The PACU nurse connects the patient to the unit's monitoring system, assesses the Aldrete Score (a 10-point recovery scoring system evaluating activity, respiration, circulation, consciousness, and oxygen saturation), and begins the recovery phase. A score of 9 or 10 out of 10 is typically required before discharge from PACU to a ward or home.

What You Experience When You Wake Up During or After Transfer

Many patients have no memory of the transfer whatsoever — the amnesic effects of anesthetic agents like propofol and benzodiazepines extend through this period. However, some patients do regain partial awareness during transport, which can be disorienting.
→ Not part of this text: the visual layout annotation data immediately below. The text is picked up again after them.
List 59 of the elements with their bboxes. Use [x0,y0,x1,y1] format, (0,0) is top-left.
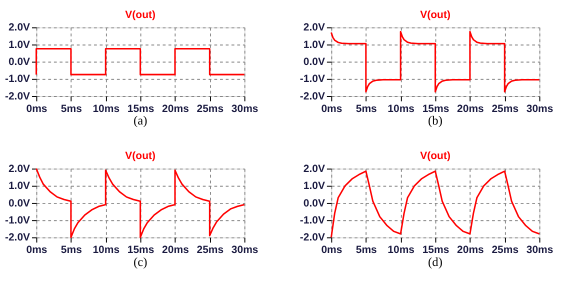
x-tick-label: 30ms [526,244,554,256]
x-tick-label: 25ms [196,102,224,115]
y-tick-label: 1.0V [303,38,326,51]
x-tick-label: 20ms [162,244,190,256]
x-tick-label: 15ms [422,102,450,115]
y-tick-label: -2.0V [300,90,326,102]
x-tick-label: 20ms [457,244,484,256]
chart-title: V(out) [420,8,450,21]
x-tick-label: 25ms [492,102,519,115]
line-series [330,30,540,93]
x-tick-label: 30ms [526,102,554,115]
x-tick-label: 5ms [60,244,82,256]
line-series [36,168,246,238]
x-tick-label: 0ms [321,244,342,256]
x-tick-label: 30ms [231,244,258,256]
x-tick-label: 10ms [92,102,120,115]
x-tick-label: 10ms [92,244,120,256]
y-tick-label: 1.0V [303,180,326,192]
y-tick-label: -1.0V [300,73,326,86]
x-tick-label: 5ms [60,102,82,115]
line-series [330,170,540,238]
chart-title: V(out) [420,150,450,162]
x-tick-label: 15ms [422,244,450,256]
y-tick-label: 2.0V [8,22,30,34]
x-tick-label: 20ms [457,102,484,115]
x-tick-label: 15ms [127,244,154,256]
y-tick-label: 2.0V [303,162,326,175]
y-tick-label: 0.0V [8,56,30,68]
y-tick-label: 0.0V [303,56,326,68]
x-tick-label: 20ms [162,102,190,115]
text: (a) [133,114,148,128]
y-tick-label: 0.0V [303,197,326,210]
x-tick-label: 10ms [388,102,415,115]
text: (d) [428,254,442,269]
y-tick-label: -1.0V [4,214,30,226]
y-tick-label: -1.0V [300,214,326,226]
chart-title: V(out) [125,150,156,162]
x-tick-label: 5ms [356,244,378,256]
y-tick-label: -1.0V [4,73,30,86]
text: (c) [133,254,148,269]
x-tick-label: 25ms [492,244,519,256]
y-tick-label: 0.0V [8,197,30,210]
x-tick-label: 15ms [127,102,154,115]
chart-title: V(out) [125,8,156,21]
y-tick-label: 2.0V [303,22,326,34]
x-tick-label: 30ms [231,102,258,115]
x-tick-label: 0ms [321,102,342,115]
y-tick-label: 2.0V [8,162,30,175]
y-tick-label: -2.0V [4,90,30,102]
x-tick-label: 10ms [388,244,415,256]
y-tick-label: -2.0V [4,232,30,244]
y-tick-label: 1.0V [8,180,30,192]
x-tick-label: 0ms [26,102,48,115]
text: (b) [428,114,442,128]
x-tick-label: 5ms [356,102,378,115]
y-tick-label: -2.0V [300,232,326,244]
x-tick-label: 0ms [26,244,48,256]
y-tick-label: 1.0V [8,38,30,51]
x-tick-label: 25ms [196,244,224,256]
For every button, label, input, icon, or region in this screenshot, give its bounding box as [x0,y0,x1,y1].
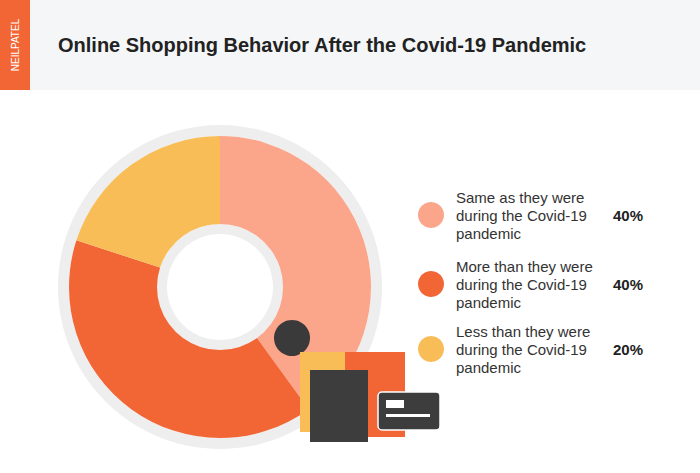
svg-text:40%: 40% [613,207,643,224]
svg-text:during the Covid-19: during the Covid-19 [456,341,591,358]
svg-text:Less than they were: Less than they were [456,323,594,340]
svg-text:during the Covid-19: during the Covid-19 [456,276,591,293]
svg-text:Online Shopping Behavior After: Online Shopping Behavior After the Covid… [58,34,586,56]
svg-text:pandemic: pandemic [456,225,522,242]
svg-text:40%: 40% [613,276,643,293]
svg-text:20%: 20% [613,341,643,358]
svg-text:pandemic: pandemic [456,359,522,376]
svg-text:pandemic: pandemic [456,294,522,311]
svg-text:during the Covid-19: during the Covid-19 [456,207,591,224]
svg-text:Same as they were: Same as they were [456,189,589,206]
svg-text:More than they were: More than they were [456,258,597,275]
svg-text:NEILPATEL: NEILPATEL [10,18,21,71]
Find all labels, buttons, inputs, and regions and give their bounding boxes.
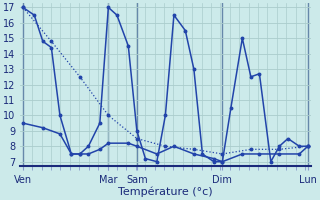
X-axis label: Température (°c): Température (°c)	[118, 187, 213, 197]
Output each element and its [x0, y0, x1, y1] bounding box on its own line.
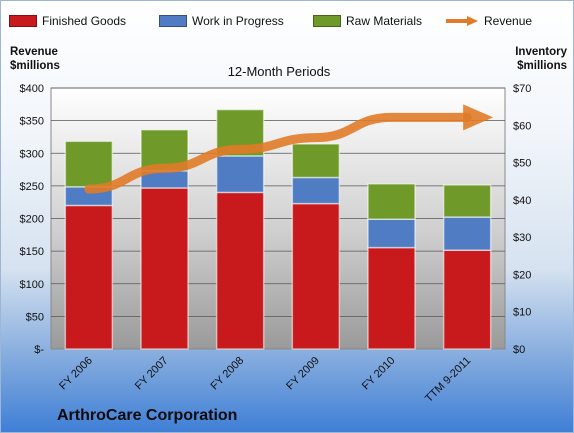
x-tick-label: FY 2008 [209, 355, 247, 393]
bar-work-in-progress [367, 218, 416, 249]
left-tick-label: $150 [20, 246, 44, 258]
left-tick-label: $350 [20, 116, 44, 128]
legend-item-raw-materials: Raw Materials [313, 14, 422, 28]
bar-raw-materials [442, 184, 492, 218]
bar-finished-goods [215, 191, 265, 350]
bar-finished-goods [140, 187, 189, 350]
right-tick-label: $0 [513, 344, 525, 356]
revenue-line-path [84, 112, 472, 194]
right-tick-label: $70 [513, 83, 531, 95]
bar-raw-materials [367, 183, 416, 220]
left-tick-label: $- [34, 344, 44, 356]
company-name: ArthroCare Corporation [57, 407, 238, 424]
x-tick-label: FY 2009 [284, 355, 322, 393]
bar-finished-goods [442, 249, 492, 350]
x-tick-label: FY 2007 [133, 355, 171, 393]
right-tick-label: $40 [513, 195, 531, 207]
bar-finished-goods [64, 204, 114, 350]
bar-raw-materials [291, 143, 341, 179]
legend-item-revenue: Revenue [445, 14, 532, 28]
right-axis-title-line2: $millions [517, 60, 567, 72]
left-tick-label: $300 [20, 148, 44, 160]
bar-work-in-progress [215, 155, 265, 194]
x-tick-label: TTM 9-2011 [423, 355, 473, 405]
left-axis-ticks: $- $50 $100 $150 $200 $250 $300 $350 $400 [20, 83, 45, 356]
left-tick-label: $400 [20, 83, 44, 95]
legend-arrow-icon [446, 16, 478, 26]
right-tick-label: $50 [513, 158, 531, 170]
right-tick-label: $20 [513, 269, 531, 281]
legend-label-raw-materials: Raw Materials [346, 14, 423, 28]
x-tick-label: FY 2010 [360, 355, 398, 393]
right-tick-label: $10 [513, 307, 531, 319]
legend: Finished Goods Work in Progress Raw Mate… [9, 14, 569, 34]
x-tick-label: FY 2006 [57, 355, 95, 393]
revenue-line [84, 104, 494, 194]
left-axis-title: Revenue $millions [10, 45, 60, 73]
bars [64, 108, 492, 350]
legend-swatch-raw-materials [313, 15, 341, 27]
legend-item-finished-goods: Finished Goods [9, 14, 126, 28]
bar-finished-goods [367, 246, 416, 350]
left-axis-title-line2: $millions [10, 60, 60, 72]
right-tick-label: $60 [513, 120, 531, 132]
left-axis-title-line1: Revenue [10, 46, 58, 58]
bar-finished-goods [291, 202, 341, 350]
bar-raw-materials [64, 140, 114, 188]
bar-work-in-progress [442, 216, 492, 251]
x-axis-ticks: FY 2006 FY 2007 FY 2008 FY 2009 FY 2010 TTM 9… [57, 355, 473, 405]
left-tick-label: $100 [20, 279, 44, 291]
right-axis-ticks: $0 $10 $20 $30 $40 $50 $60 $70 [513, 83, 531, 356]
right-axis-title: Inventory $millions [515, 45, 567, 73]
legend-swatch-work-in-progress [159, 15, 187, 27]
left-tick-label: $250 [20, 181, 44, 193]
legend-label-work-in-progress: Work in Progress [192, 14, 284, 28]
left-tick-label: $50 [26, 311, 44, 323]
right-tick-label: $30 [513, 232, 531, 244]
legend-label-revenue: Revenue [484, 14, 533, 28]
legend-item-work-in-progress: Work in Progress [159, 14, 284, 28]
right-axis-title-line1: Inventory [515, 46, 567, 58]
legend-label-finished-goods: Finished Goods [42, 14, 127, 28]
chart-title: 12-Month Periods [228, 64, 331, 79]
left-tick-label: $200 [20, 214, 44, 226]
bar-work-in-progress [291, 176, 341, 205]
gridlines [51, 87, 505, 317]
revenue-arrowhead [463, 104, 494, 131]
legend-swatch-finished-goods [9, 15, 37, 27]
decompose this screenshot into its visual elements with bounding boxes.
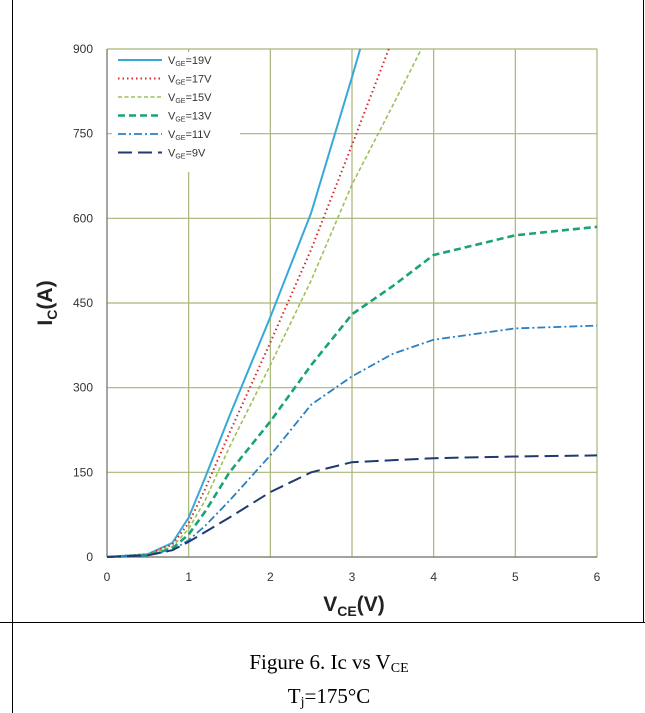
series-line-2 xyxy=(107,48,390,558)
y-tick-label: 750 xyxy=(73,127,93,141)
figure-caption: Figure 6. Ic vs VCE xyxy=(249,650,409,676)
y-tick-label: 450 xyxy=(73,296,93,310)
x-tick-label: 3 xyxy=(349,570,356,584)
legend-label: VGE=17V xyxy=(168,74,212,87)
x-tick-label: 2 xyxy=(267,570,274,584)
figure-condition: Tj=175°C xyxy=(287,684,371,710)
series-line-4 xyxy=(107,225,598,558)
legend-box xyxy=(112,52,240,172)
x-tick-label: 1 xyxy=(185,570,192,584)
table-row-divider xyxy=(0,622,645,623)
legend-label: VGE=13V xyxy=(168,111,212,124)
y-tick-label: 300 xyxy=(73,381,93,395)
y-tick-label: 900 xyxy=(73,42,93,56)
series-line-3 xyxy=(107,48,423,558)
y-tick-label: 0 xyxy=(86,550,93,564)
legend-label: VGE=19V xyxy=(168,55,212,68)
legend-label: VGE=15V xyxy=(168,92,212,105)
x-tick-label: 4 xyxy=(430,570,437,584)
y-axis-label: IC(A) xyxy=(34,280,60,325)
x-axis-label: VCE(V) xyxy=(323,593,384,619)
x-tick-label: 6 xyxy=(594,570,601,584)
table-border-left xyxy=(12,0,13,713)
legend-label: VGE=9V xyxy=(168,148,206,161)
x-tick-label: 5 xyxy=(512,570,519,584)
table-border-right xyxy=(643,0,644,622)
y-tick-label: 600 xyxy=(73,211,93,225)
ic-vs-vce-chart: 0 150 300 450 600 750 900 0 1 2 3 4 5 6 VGE=19V VGE=17… xyxy=(34,42,601,619)
x-tick-label: 0 xyxy=(104,570,111,584)
y-tick-label: 150 xyxy=(73,465,93,479)
legend-label: VGE=11V xyxy=(168,129,211,142)
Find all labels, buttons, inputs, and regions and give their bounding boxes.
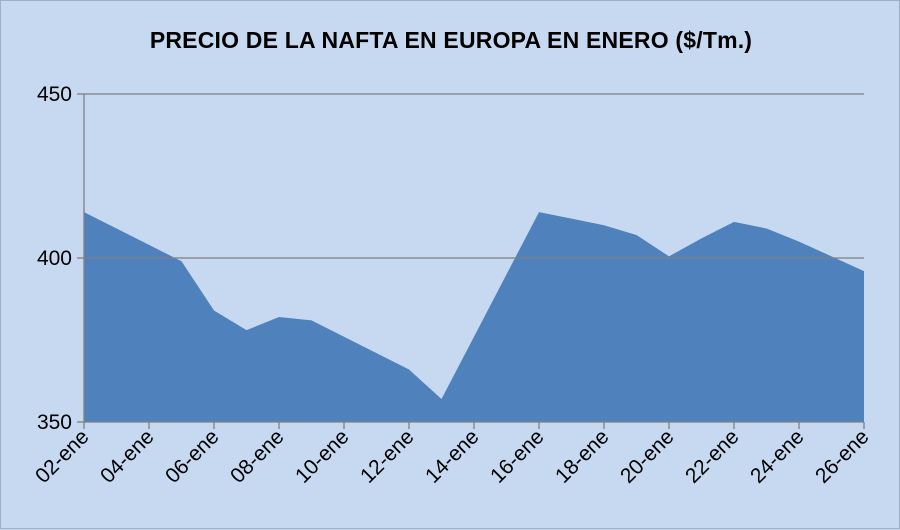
y-tick-label: 350 [37,411,72,434]
x-tick-label: 16-ene [486,425,549,488]
x-tick-label: 14-ene [421,425,484,488]
x-tick-label: 24-ene [746,425,809,488]
x-tick-label: 18-ene [551,425,614,488]
y-tick-label: 400 [37,247,72,270]
x-tick-label: 06-ene [161,425,224,488]
chart-title: PRECIO DE LA NAFTA EN EUROPA EN ENERO ($… [149,27,753,53]
x-tick-label: 22-ene [681,425,744,488]
x-tick-label: 12-ene [356,425,419,488]
x-tick-label: 20-ene [616,425,679,488]
area-series-0 [84,212,864,422]
y-tick-label: 450 [37,83,72,106]
x-tick-label: 02-ene [31,425,94,488]
x-tick-label: 04-ene [96,425,159,488]
x-tick-label: 10-ene [291,425,354,488]
x-tick-label: 08-ene [226,425,289,488]
x-tick-label: 26-ene [811,425,874,488]
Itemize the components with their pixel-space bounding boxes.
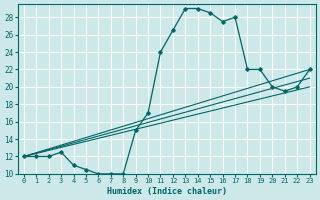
X-axis label: Humidex (Indice chaleur): Humidex (Indice chaleur) (107, 187, 227, 196)
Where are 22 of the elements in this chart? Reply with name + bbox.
If you wake up during transfer, you may notice:

  • Bright lights and movement — the sensation of being wheeled through hallways
  • Feeling very cold — ORs are kept at 60–68°F (15–20°C) to reduce infection risk; you will be covered in warm blankets
  • A sore or dry throat — from the breathing tube, if one was used
  • Nausea — postoperative nausea and vomiting (PONV) affects 20–30% of patients in the early recovery phase
  • Pain beginning to register — as anesthesia wears off, the anesthesiologist or PACU nurse will administer pain medication promptly

It is completely normal to feel confused, emotional, or unable to form clear sentences in the first 10–30 minutes after general anesthesia. The recovery room team expects this and will calmly orient you to where you are and confirm that your surgery is over.

Patient Safety: What Prevents Accidents During Transfer

Falls and injuries during OR-to-gurney transfers, while uncommon, represent a recognized patient safety risk. Hospitals employ multiple layers of protection:

  • Table and gurney locks: Both surfaces are locked before any transfer begins. An unlocked gurney that rolls during transfer is a serious incident.
  • Side rail protocol: Gurney rails are raised immediately after the patient is transferred and confirmed settled.
  • The count method: No team member moves until the anesthesiologist calls the coordinating count — this eliminates asynchronous pulls that could injure the patient or staff.
  • Weight-rated equipment: All gurneys, boards, and lifts must be rated for the patient's actual body weight, verified before use.
  • Staff training: Most accredited hospitals require annual safe patient handling training and competency verification for all OR staff under programs aligned with OSHA's Safe Patient Handling guidelines.

According to a study in the Journal of PeriAnesthesia Nursing, implementing mechanical transfer aids in ORs reduced staff musculoskeletal injuries by up to 60% while also improving patient comfort and safety scores — demonstrating that good technique protects everyone involved.